When two Spanish researchers checked the statistics in scientific papers from the BMJ and Nature in 2004, their results prompted a flurry of headlines and soul-searching for editors.

“Sloppy stats shame science” ran the headline in The Economist. “Statistical flaws revealed in top journals' papers” declared New Scientist. The revelation that more than a third of all Nature papers in 2001 contained statistical errors prompted the journal to introduce new checks on quality. At the BMJ (formerly the British Medical Journal), where one in four papers was found to contain flaws, editors ran an editorial discussing potential solutions.

Now it seems that another manuscript can be added to the pile of flawed publications: the paper by the Spanish researchers. According to an analysis published earlier this month, one of its two conclusions is invalid because it is based on inappropriate statistics. “Statistical tests should be used correctly,” notes the dry conclusion of the new paper.

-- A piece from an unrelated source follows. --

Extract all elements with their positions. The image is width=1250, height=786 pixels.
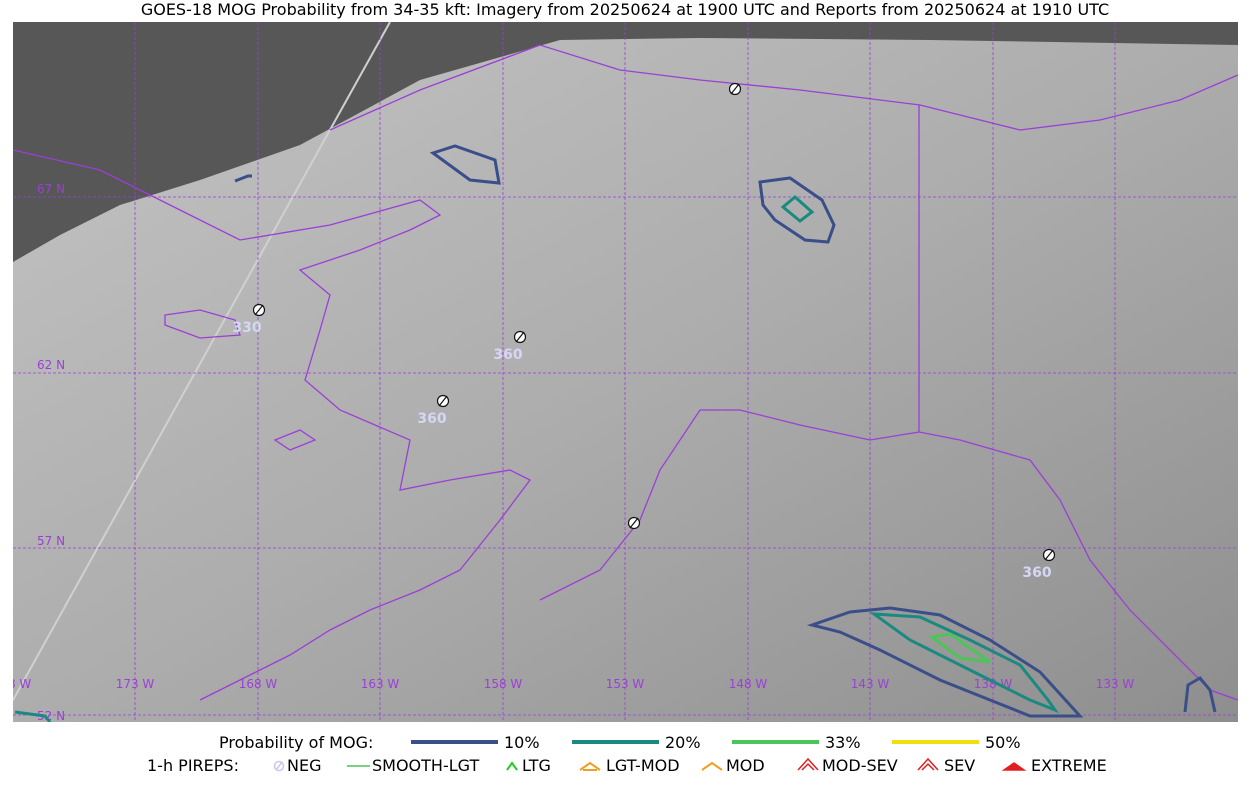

The test in question was employed by ecologists Emili García-Berthou and Carles Alcaraz from the University of Girona to assess the use of rounding. If rounded correctly, the final digit of a number quoted to three or four significant figures should have an equal chance of being any digit between zero and nine. García-Berthou and Alcaraz found that fours and nines appeared less frequently than expected, perhaps because researchers have an unconscious preference for rounding to five and zero, respectively (E. García-Berthou and C. Alcaraz BMC Med. Res. Methodol. 4, 13; 2004).

But Monwhea Jeng, a physicist at Syracuse University in New York, points out that García-Berthou and Alcaraz employed the Kolmogorov–Smirnov test, which is used to evaluate whether the probability distributions underlying two sets of numbers differ. Jeng says this was a mistake, because the test assumes that the distributions involved are continuous; in the case of the final digit of a number, the distribution is discrete. He says a more appropriate analysis using a chi-squared test shows no evidence of rounding errors (M. Jeng BMC Med. Res. Methodol. 6, 45; 2006).

Two independent statisticians contacted by Nature say Jeng's analysis seems to be correct, and a referee report, posted on the journal's website, indicates that use of a different statistical package confirmed Jeng's conclusion. But García-Berthou insists his use of the test was appropriate, and says he will explain why in a letter to the journal. The argument could be viewed as no more than amusingly ironic, especially because Jeng's analysis does not affect García-Berthou and Alcaraz's second and perhaps more important discovery: that many P values in Nature and BMJ papers were wrongly calculated. But the incident does illustrate the difficulty of assessing whether statistical tests have been properly used, especially given that scientists well trained in statistics do not always agree.

I view most of the literature as done wrong.

“If a journal doesn't have enough expertise it's a real problem,” says Steve Goodman, a medical statistician and editor at the Annals of Internal Medicine. He says he rarely sees papers that are free of flaws. “I view most of the literature as done wrong.”

A study published this July, for example, examines the use of P values in paper abstracts (P. C. Gøtzsche BMJ 333, 231–234; 2006). The paper concludes: “Significant results in abstracts are common but should generally be disbelieved.”